What aspects of this project do you enjoy the most?
It’s been a pleasure going treasure hunting for vintage chairs, knowing they were probably decorative in someone’s home, imagining how many places they must have come from and how I get to prepare them for our auditorium. They all have history and now have been given a new purpose.

Is there any one chair with a particularly exciting or interesting background?
The oldest chair in the bunch to our knowledge was made circa 1790 and had served one of our supporters for 15 years!

Can you tell us about sourcing and up-cycling the chairs for this season at OHP?
The chairs have come from various places, some of our trusty sources have been Think Vintage Warehouse in Surrey and Inn-Vogue Second Hand Furniture in Nottinghamshire. We’ve also received donations from friends. This year the graduating students from UAL have also helped me to reupholster and fix up some of the chairs.

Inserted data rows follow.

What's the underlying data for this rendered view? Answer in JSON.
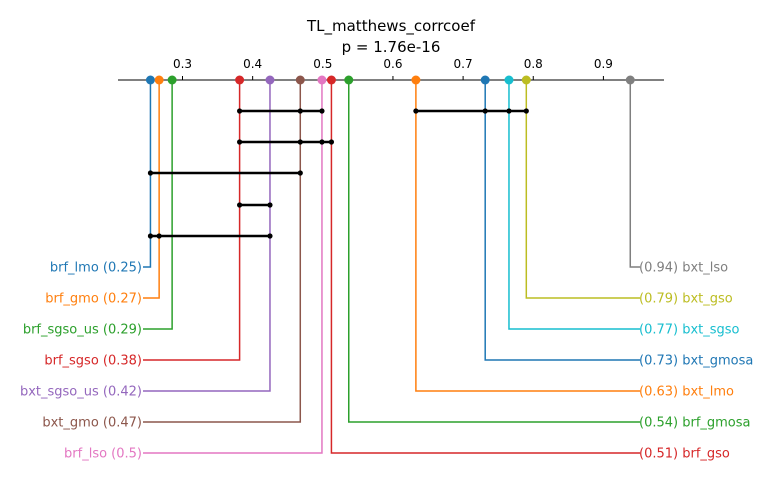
{
  "chart_data": {
    "type": "critical-difference",
    "title": "TL_matthews_corrcoef",
    "subtitle": "p = 1.76e-16",
    "xlim": [
      0.2,
      0.98
    ],
    "ticks": [
      0.3,
      0.4,
      0.5,
      0.6,
      0.7,
      0.8,
      0.9
    ],
    "tick_labels": [
      "0.3",
      "0.4",
      "0.5",
      "0.6",
      "0.7",
      "0.8",
      "0.9"
    ],
    "methods_left": [
      {
        "name": "brf_lmo",
        "value": 0.2543,
        "label": "brf_lmo (0.25)",
        "color": "#1f77b4"
      },
      {
        "name": "brf_gmo",
        "value": 0.2667,
        "label": "brf_gmo (0.27)",
        "color": "#ff7f0e"
      },
      {
        "name": "brf_sgso_us",
        "value": 0.2852,
        "label": "brf_sgso_us (0.29)",
        "color": "#2ca02c"
      },
      {
        "name": "brf_sgso",
        "value": 0.3814,
        "label": "brf_sgso (0.38)",
        "color": "#d62728"
      },
      {
        "name": "bxt_sgso_us",
        "value": 0.4247,
        "label": "bxt_sgso_us (0.42)",
        "color": "#9467bd"
      },
      {
        "name": "bxt_gmo",
        "value": 0.4679,
        "label": "bxt_gmo (0.47)",
        "color": "#8c564b"
      },
      {
        "name": "brf_lso",
        "value": 0.4988,
        "label": "brf_lso (0.5)",
        "color": "#e377c2"
      }
    ],
    "methods_right": [
      {
        "name": "bxt_lso",
        "value": 0.9383,
        "label": "(0.94) bxt_lso",
        "color": "#7f7f7f"
      },
      {
        "name": "bxt_gso",
        "value": 0.7901,
        "label": "(0.79) bxt_gso",
        "color": "#bcbd22"
      },
      {
        "name": "bxt_sgso",
        "value": 0.7654,
        "label": "(0.77) bxt_sgso",
        "color": "#17becf"
      },
      {
        "name": "bxt_gmosa",
        "value": 0.7315,
        "label": "(0.73) bxt_gmosa",
        "color": "#1f77b4"
      },
      {
        "name": "bxt_lmo",
        "value": 0.6327,
        "label": "(0.63) bxt_lmo",
        "color": "#ff7f0e"
      },
      {
        "name": "brf_gmosa",
        "value": 0.537,
        "label": "(0.54) brf_gmosa",
        "color": "#2ca02c"
      },
      {
        "name": "brf_gso",
        "value": 0.5123,
        "label": "(0.51) brf_gso",
        "color": "#d62728"
      }
    ],
    "cliques": [
      {
        "members": [
          "brf_sgso",
          "bxt_gmo",
          "brf_lso"
        ],
        "from": 0.3814,
        "to": 0.4988
      },
      {
        "members": [
          "bxt_lmo",
          "bxt_gmosa",
          "bxt_sgso",
          "bxt_gso"
        ],
        "from": 0.6327,
        "to": 0.7901
      },
      {
        "members": [
          "brf_sgso",
          "bxt_gmo",
          "brf_lso",
          "brf_gso"
        ],
        "from": 0.3814,
        "to": 0.5123
      },
      {
        "members": [
          "brf_lmo",
          "bxt_gmo"
        ],
        "from": 0.2543,
        "to": 0.4679
      },
      {
        "members": [
          "brf_sgso",
          "bxt_sgso_us"
        ],
        "from": 0.3814,
        "to": 0.4247
      },
      {
        "members": [
          "brf_lmo",
          "brf_gmo",
          "bxt_sgso_us"
        ],
        "from": 0.2543,
        "to": 0.4247
      }
    ]
  }
}
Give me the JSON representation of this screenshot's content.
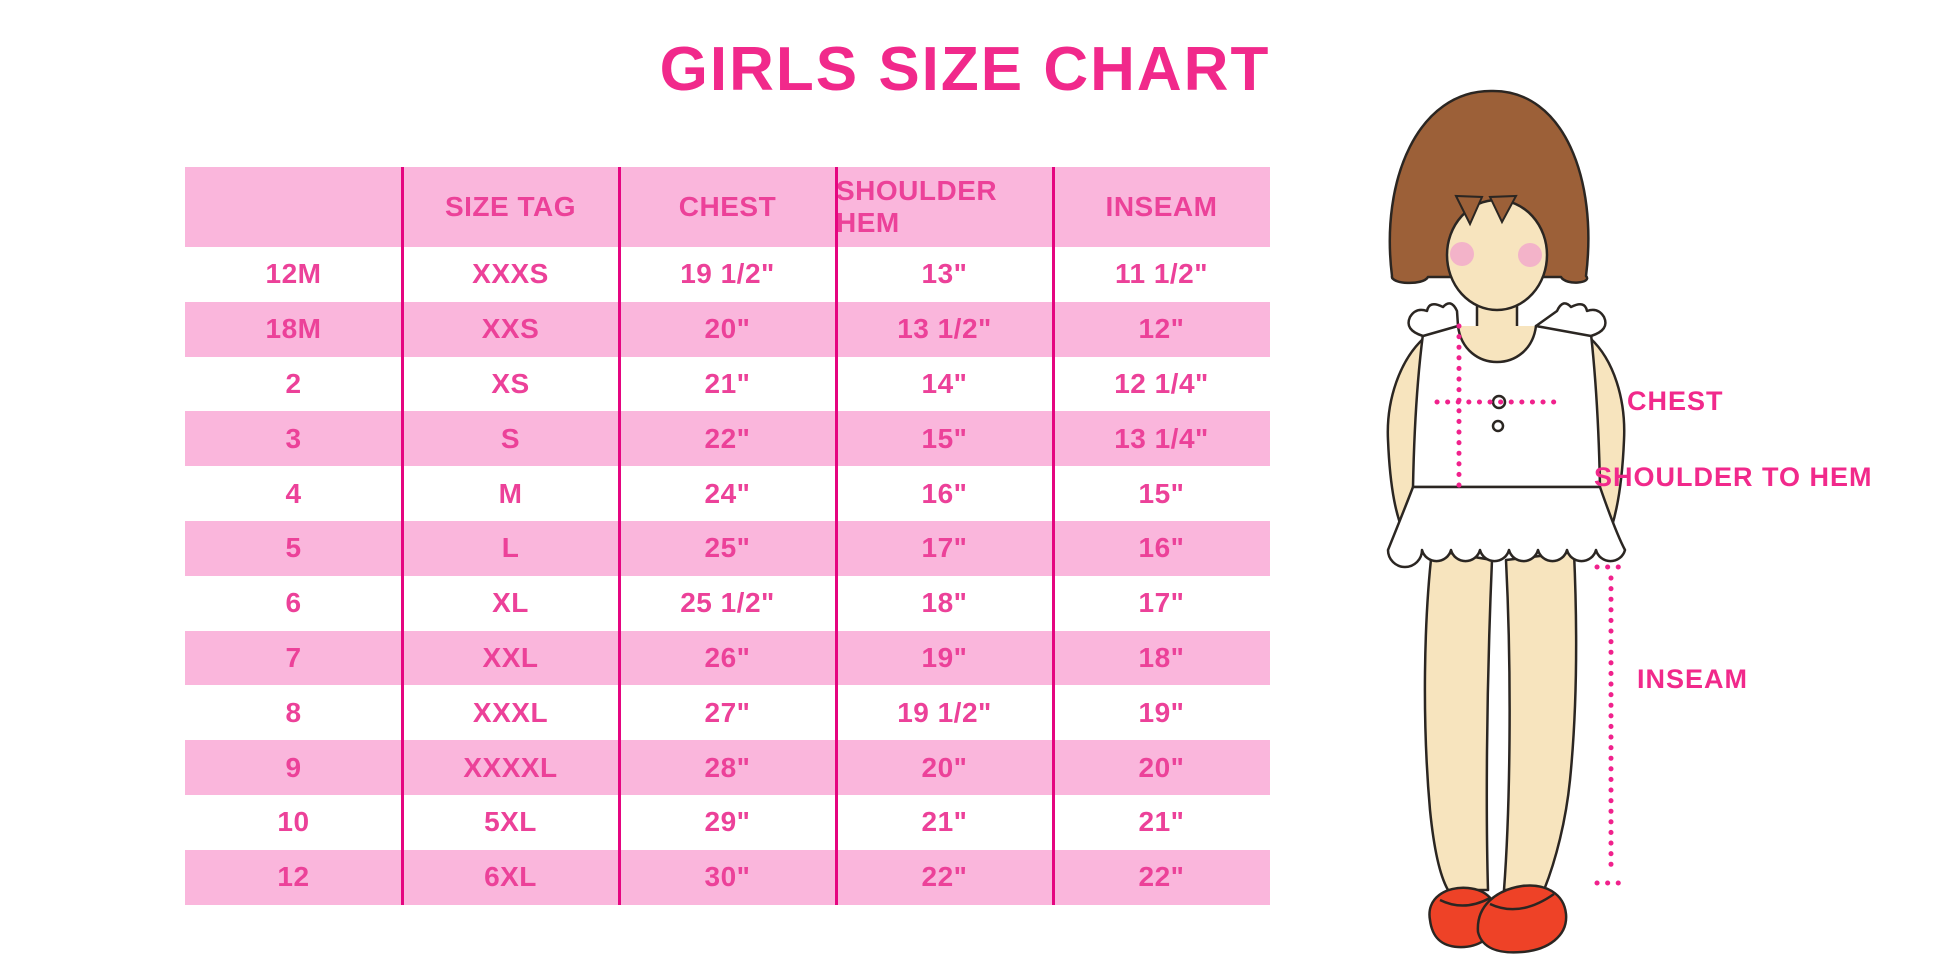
{
  "title": "GIRLS SIZE CHART",
  "colors": {
    "accent_pink": "#F1298B",
    "table_text": "#EC4199",
    "row_pink": "#FAB6DC",
    "line_magenta": "#E50580",
    "dot_magenta": "#F0218C",
    "hair_brown": "#9C6038",
    "skin": "#F7E4BE",
    "blush": "#F3B3C9",
    "shoe_red": "#EE4227"
  },
  "chart_data": {
    "type": "table",
    "title": "GIRLS SIZE CHART",
    "columns": [
      "",
      "SIZE TAG",
      "CHEST",
      "SHOULDER HEM",
      "INSEAM"
    ],
    "rows": [
      [
        "12M",
        "XXXS",
        "19 1/2\"",
        "13\"",
        "11 1/2\""
      ],
      [
        "18M",
        "XXS",
        "20\"",
        "13 1/2\"",
        "12\""
      ],
      [
        "2",
        "XS",
        "21\"",
        "14\"",
        "12 1/4\""
      ],
      [
        "3",
        "S",
        "22\"",
        "15\"",
        "13 1/4\""
      ],
      [
        "4",
        "M",
        "24\"",
        "16\"",
        "15\""
      ],
      [
        "5",
        "L",
        "25\"",
        "17\"",
        "16\""
      ],
      [
        "6",
        "XL",
        "25 1/2\"",
        "18\"",
        "17\""
      ],
      [
        "7",
        "XXL",
        "26\"",
        "19\"",
        "18\""
      ],
      [
        "8",
        "XXXL",
        "27\"",
        "19 1/2\"",
        "19\""
      ],
      [
        "9",
        "XXXXL",
        "28\"",
        "20\"",
        "20\""
      ],
      [
        "10",
        "5XL",
        "29\"",
        "21\"",
        "21\""
      ],
      [
        "12",
        "6XL",
        "30\"",
        "22\"",
        "22\""
      ]
    ]
  },
  "diagram": {
    "chest_label": "CHEST",
    "shoulder_to_hem_label": "SHOULDER TO HEM",
    "inseam_label": "INSEAM"
  }
}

How does your background in design influence you in this project?
The steps it took us to pull this auditorium together are quite similar to the production process when it comes to designing for stage, just in a different context. I think it’s important to work on a wide array of projects because they will always influence each other and teach you something.

Is there something surprising about this project that you didn’t expect?
Rather than designing something from thin air and then executing it exactly and according to a plan, when it comes to up-cycling and sourcing there is a lot of adapting. It’s a very organic, creative and experimental way of working.